ANSWER: The Exodus from Egypt took place in the dark of night. The seder is a reliving of that experience that we have been doing for thousands of years. Jewish law mandates that the seder take place at night as the Exodus took place at night.
Furthermore, Jewish law for more than a thousand years has required that the four cups of wine be consumed at night. The very first cup of wine is the Kiddush which is recited as the very first ingredient in the seder ceremony; therefore, the Kiddush has to be also recited after dark for one to fulfill the mitzvah or commandment of the four cups of wine.
Obviously, there are exceptions to these rules — nursing home residents, ill individuals, people who have exceptional circumstances in their lives — all have leniencies extended to them by Jewish law.
I do find it rather ironic that individuals who can stay to the 13th or 14th inning of a ball game out at Kauffman Stadium until midnight or later find it inconvenient to stay up for a seder. This is a once or twice a year experience that should be performed according to the Jewish tradition that we have been observing for more than 3,000 years!
As far as children are concerned, Jewish law over a thousand years ago was concerned about kids staying awake for the seder.

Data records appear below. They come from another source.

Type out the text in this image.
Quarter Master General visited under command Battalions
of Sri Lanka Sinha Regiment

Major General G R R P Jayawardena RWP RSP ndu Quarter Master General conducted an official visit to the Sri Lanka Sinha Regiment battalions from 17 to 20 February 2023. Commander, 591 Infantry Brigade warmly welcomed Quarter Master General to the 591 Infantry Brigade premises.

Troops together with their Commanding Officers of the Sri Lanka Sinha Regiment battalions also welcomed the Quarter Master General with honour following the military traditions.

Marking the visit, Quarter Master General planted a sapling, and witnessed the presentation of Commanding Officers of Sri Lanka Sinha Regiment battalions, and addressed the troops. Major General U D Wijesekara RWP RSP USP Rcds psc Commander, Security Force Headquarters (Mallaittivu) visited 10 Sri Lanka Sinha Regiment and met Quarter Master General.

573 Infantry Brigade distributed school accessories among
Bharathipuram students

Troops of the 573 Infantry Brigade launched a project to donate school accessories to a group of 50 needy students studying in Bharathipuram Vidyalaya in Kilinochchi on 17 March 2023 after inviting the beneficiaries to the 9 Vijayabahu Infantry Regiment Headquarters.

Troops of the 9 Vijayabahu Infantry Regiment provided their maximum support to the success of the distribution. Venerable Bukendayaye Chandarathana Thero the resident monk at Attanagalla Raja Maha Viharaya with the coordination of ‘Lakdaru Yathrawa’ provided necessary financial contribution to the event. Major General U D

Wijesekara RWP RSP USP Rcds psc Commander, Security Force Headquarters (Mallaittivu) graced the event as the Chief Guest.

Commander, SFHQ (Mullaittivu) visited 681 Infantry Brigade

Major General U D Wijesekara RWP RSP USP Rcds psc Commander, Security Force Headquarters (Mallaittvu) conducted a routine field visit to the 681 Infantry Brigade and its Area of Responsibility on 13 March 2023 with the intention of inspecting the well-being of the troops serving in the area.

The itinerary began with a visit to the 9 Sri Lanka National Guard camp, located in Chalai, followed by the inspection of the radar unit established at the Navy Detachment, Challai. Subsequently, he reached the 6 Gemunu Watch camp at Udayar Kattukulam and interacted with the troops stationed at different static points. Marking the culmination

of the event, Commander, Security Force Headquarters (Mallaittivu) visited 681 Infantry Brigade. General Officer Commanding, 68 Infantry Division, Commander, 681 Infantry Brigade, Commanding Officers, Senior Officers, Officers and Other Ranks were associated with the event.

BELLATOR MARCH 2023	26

So, instead of moving the seder to an early hour in violation of the tradition, the thought was to feed the kids a little early and then give them games to play so that they can really share the experience. Show me a child who does not want to stay up late at night anyway.
As far as the four cups of wine are concerned, in Exodus, Chapter 6, G-d promises that He will take the Jews out of Egypt and redeem them and save them. In that narrative G-d uses four words to talk about the Exodus and His redemption of the Jewish people from Egypt. The rabbis then said that the four cups of wine represent those four terms of redemption that we find in our Bible.
There was some controversy about a fifth term which speaks about G-d then bringing the Jewish people into the land of Israel, their promised heritage. The final decision about whether to have five cups of wine or four was resolved as being four. But a fifth cup of wine, the cup of Elijah, would be utilized for that fifth term. Furthermore, since that fifth cup of wine represents being brought into the land of Israel and future redemption, Elijah is the perfect individual who heralds the coming of the Messiah and the final redemption as being the source of that fifth cup of wine.